I would think that since without coating I would imagine not all of the air/fuel mix is combusted so you are missing out on that little bit of power and gas mileage, but with coatings keeping heat in there it would combust most of the mixture thus better gas mileage and more power, but I wouldnt think you would have to remove much timing, like the guy above said he runs what, 32* advanced on a GN and way more boost than without, sounds to me like it is supposed to reduce detonation????

 

Without coatings at all

I ran 5 psi boost 383 9:1 AFR 93 shell gas and I ran 36º total advance with 220 IATs!!!!!!!!

 

and with coatings you could have ran less total advance, and as a result gained hp.

Any timing before TDC is merely a consequence that a spark-ignition system can NOT ignite all the charge at once. If it could, we'd be running 0* total advance, and elliminating the "negative work" part of the ignition cycle from engines.

Coatings help isolate the heat in the combustion chamber and should result in decreased timing to get peak hp. The hp peak reached should also be a bit higher as a result. HP gains from ceramic coatings are not related to friction (different type of coating is used for piston skirts and valve springs) but instead the focus on speeding the flame front/ignition.

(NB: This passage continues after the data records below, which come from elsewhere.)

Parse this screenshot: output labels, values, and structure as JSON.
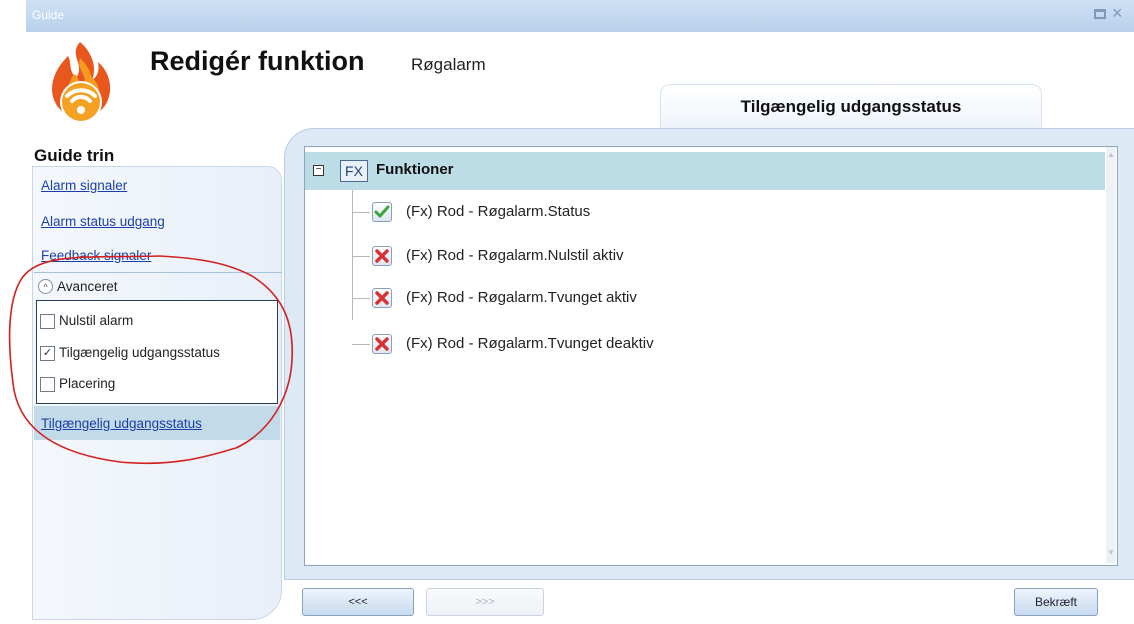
{
  "window": {
    "title": "Guide",
    "maximize_icon": "maximize-icon",
    "close_icon": "close-icon",
    "titlebar_color": "#b9d1ec"
  },
  "header": {
    "title": "Redigér funktion",
    "subtitle": "Røgalarm",
    "logo_icon": "smoke-alarm-flame-icon"
  },
  "tab": {
    "label": "Tilgængelig udgangsstatus"
  },
  "sidebar": {
    "heading": "Guide trin",
    "links": [
      "Alarm signaler",
      "Alarm status udgang",
      "Feedback signaler"
    ],
    "advanced": {
      "label": "Avanceret",
      "options": [
        {
          "label": "Nulstil alarm",
          "checked": false
        },
        {
          "label": "Tilgængelig udgangsstatus",
          "checked": true
        },
        {
          "label": "Placering",
          "checked": false
        }
      ]
    },
    "selected_link": "Tilgængelig udgangsstatus"
  },
  "tree": {
    "root_label": "Funktioner",
    "root_icon_text": "FX",
    "expand_symbol": "−",
    "items": [
      {
        "label": "(Fx) Rod - Røgalarm.Status",
        "status": "check-icon"
      },
      {
        "label": "(Fx) Rod - Røgalarm.Nulstil aktiv",
        "status": "cross-icon"
      },
      {
        "label": "(Fx) Rod - Røgalarm.Tvunget aktiv",
        "status": "cross-icon"
      },
      {
        "label": "(Fx) Rod - Røgalarm.Tvunget deaktiv",
        "status": "cross-icon"
      }
    ],
    "header_color": "#bcdce6"
  },
  "buttons": {
    "prev": "<<<",
    "next": ">>>",
    "confirm": "Bekræft"
  },
  "colors": {
    "link": "#1a3fa6",
    "annotation": "#d42020",
    "check": "#3aa53a",
    "cross": "#d63434"
  }
}
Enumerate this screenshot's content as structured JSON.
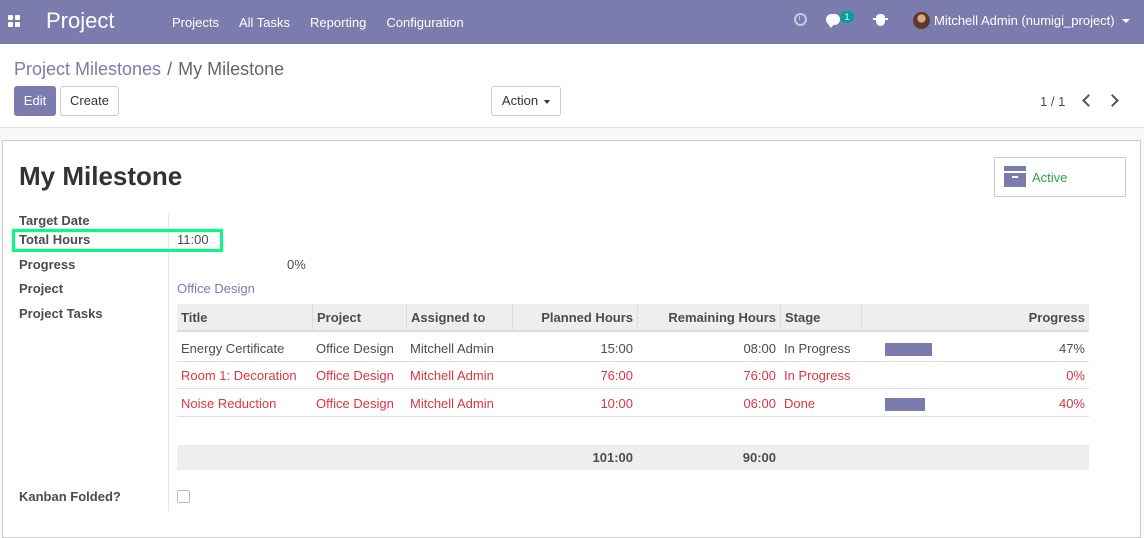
{
  "navbar": {
    "app_title": "Project",
    "menu": [
      "Projects",
      "All Tasks",
      "Reporting",
      "Configuration"
    ],
    "chat_count": "1",
    "user_name": "Mitchell Admin (numigi_project)",
    "icons": [
      "apps-icon",
      "clock-icon",
      "chat-icon",
      "bug-icon"
    ]
  },
  "breadcrumb": {
    "parent": "Project Milestones",
    "separator": "/",
    "current": "My Milestone"
  },
  "buttons": {
    "edit": "Edit",
    "create": "Create",
    "action": "Action"
  },
  "pager": {
    "value": "1 / 1"
  },
  "form": {
    "title": "My Milestone",
    "active_label": "Active",
    "fields": {
      "target_date_label": "Target Date",
      "target_date_value": "",
      "total_hours_label": "Total Hours",
      "total_hours_value": "11:00",
      "progress_label": "Progress",
      "progress_value": "0%",
      "project_label": "Project",
      "project_value": "Office Design",
      "tasks_label": "Project Tasks",
      "kanban_label": "Kanban Folded?"
    }
  },
  "tasks": {
    "columns": [
      "Title",
      "Project",
      "Assigned to",
      "Planned Hours",
      "Remaining Hours",
      "Stage",
      "Progress"
    ],
    "rows": [
      {
        "title": "Energy Certificate",
        "project": "Office Design",
        "assigned": "Mitchell Admin",
        "planned": "15:00",
        "remaining": "08:00",
        "stage": "In Progress",
        "progress": "47%",
        "progress_fraction": 0.47,
        "overdue": false
      },
      {
        "title": "Room 1: Decoration",
        "project": "Office Design",
        "assigned": "Mitchell Admin",
        "planned": "76:00",
        "remaining": "76:00",
        "stage": "In Progress",
        "progress": "0%",
        "progress_fraction": 0.0,
        "overdue": true
      },
      {
        "title": "Noise Reduction",
        "project": "Office Design",
        "assigned": "Mitchell Admin",
        "planned": "10:00",
        "remaining": "06:00",
        "stage": "Done",
        "progress": "40%",
        "progress_fraction": 0.4,
        "overdue": true
      }
    ],
    "totals": {
      "planned": "101:00",
      "remaining": "90:00"
    }
  },
  "colors": {
    "brand": "#7c7bad",
    "danger": "#dc3545",
    "active": "#28a745",
    "highlight": "#00ff7f"
  }
}
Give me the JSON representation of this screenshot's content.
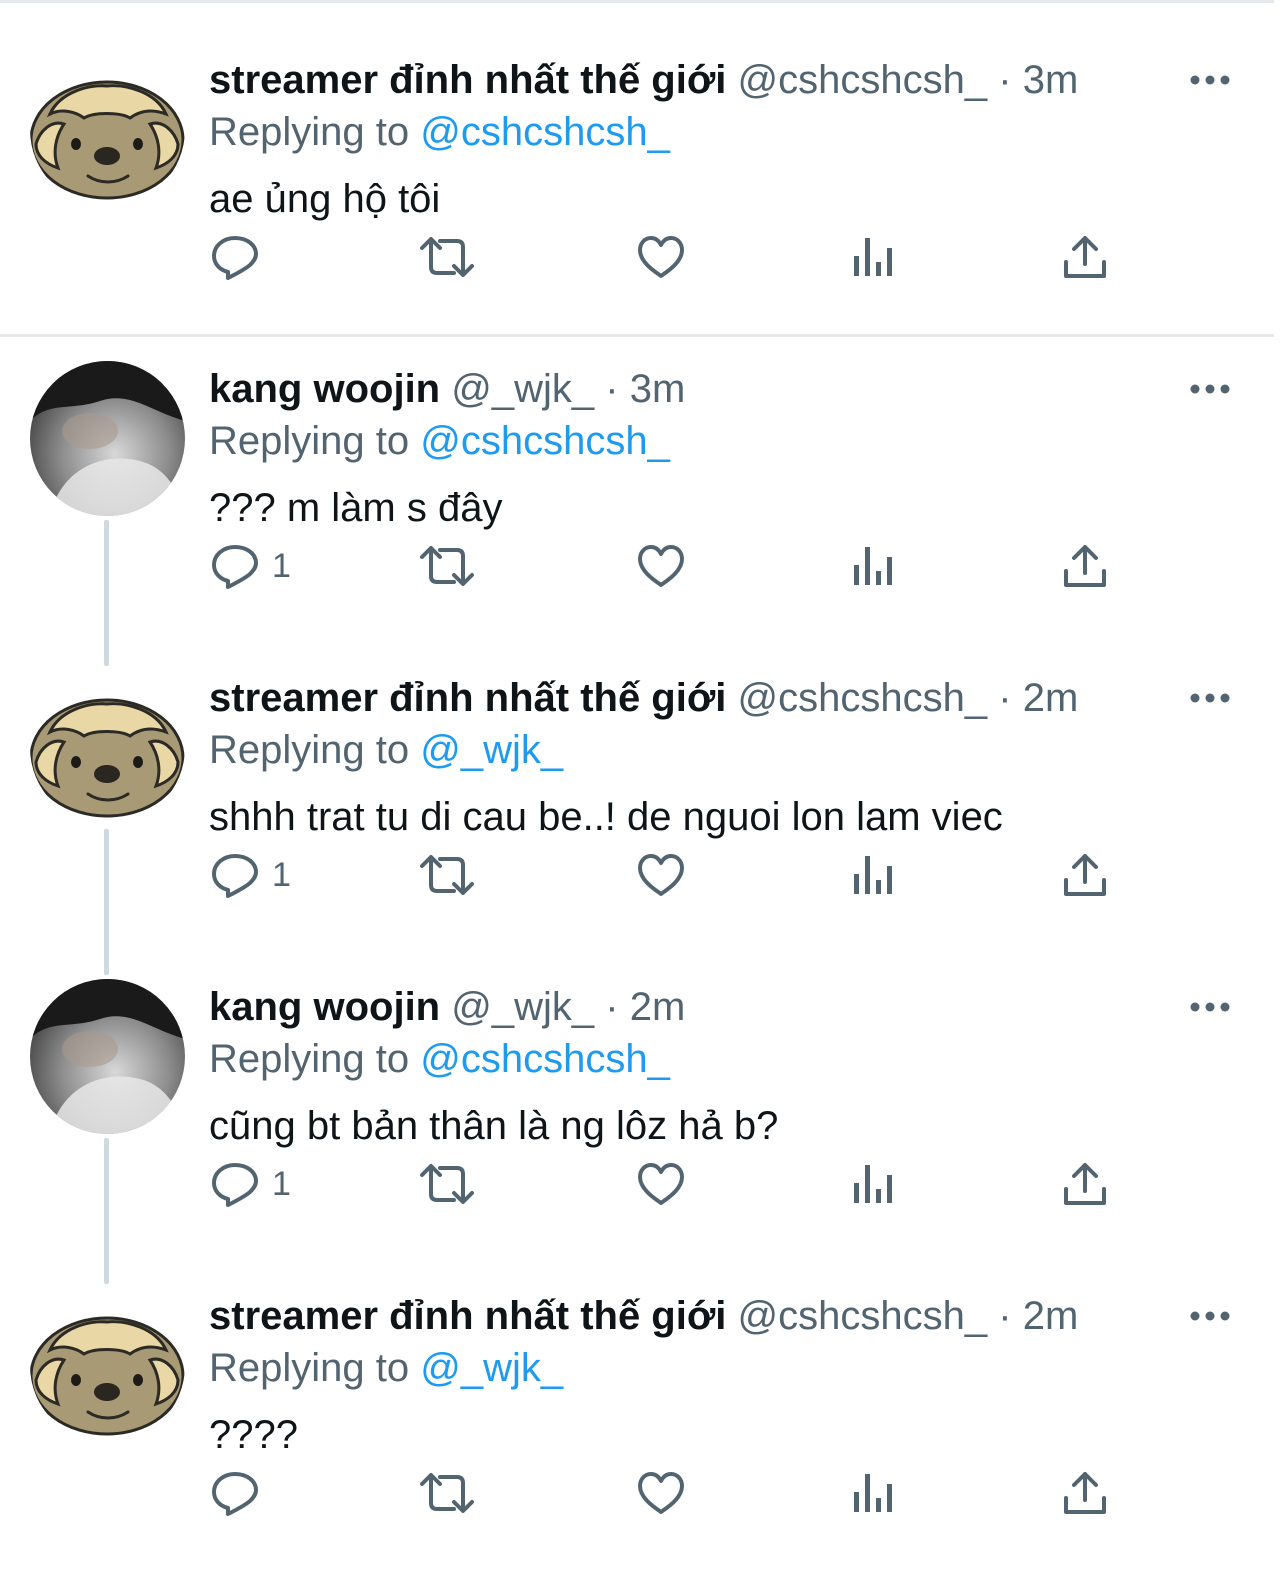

Just what I've read though...

 

As regards ceramics for friction-reduction: there are various ceramic coatings that do just that. At the extreme end of the scale, Orbital Engines of Australia built a low-friction engine several years ago that developed nearly 200 hp/ liter (take that Honda). The block was entirely ceramic. I've also heard talk of ringless ceramic pistons, but have trouble seeing how that could be practical. Using ceramics to retain heat or reduce friction won't make hp, but it will decrease the amount of energy lost to friction and thermal transfer. That's important because in the typical IC engine, only about 30% of the energy released by combustion is translated into crankshaft motion. Put into overly-simplistic terms, to see 300 hp at the flywheel, you need to burn 1000 hp worth of fuel. Of the 700 'lost' hp, 50% is frictional losses, 30% is thermal transfer, and 20% is pumping losses and other causes (someone correct me if my numbers are off). So in a sense, friction-reduction should take priority over heat-retention, but it is easier to recover losses from thermal-transfer than from friction. The pistons rings are the worst offenders to frictional losses, but they're kind of necessary

 

those numbers sound about right. The one that stands out in my head seems to go like this:

1/3 of the chemical energy turns into kenetic motion at the crank.
1/3 of the chemical energy turns into heat in the exhaust.
1/3 of the chemical energy turns into heat in the coolant (this includes internal friction losses)

10% to 20% of the kinetic energy in the crank turns to heat in the oil (via friction again) when it reaches the wheels. So total energy to the wheels is ~30% of the fuel's BTU's.


I'm sure this is off by a fair bit depending on engine design... but the obvious target here are those 2/3's energy that just becomes heat (which we currently "waste" by bleeding it off to the surroundings via radiators ).

The other stat that comes to mind is that GM engines built in the 1930's were 90% more efficient than those built in 1900's. Since the 1930's, our engines are now 9 TIMES as efficient (900% more). Obviously that's the "point" of progress... but it still boggles the mind. I belive that applies to 1990's technology though, so the next C6 or caddy engine will probably push that stat even higher.

 

yeah, porsche has some engines with ball bearing main bearings, i wonder how much power they get off of that. i have heard that the military did some testing on all ceramic engines with no cooling systems for reliability. however, the engines got SO hot that it killed the power. mabey somebody knows more on this and can chime in.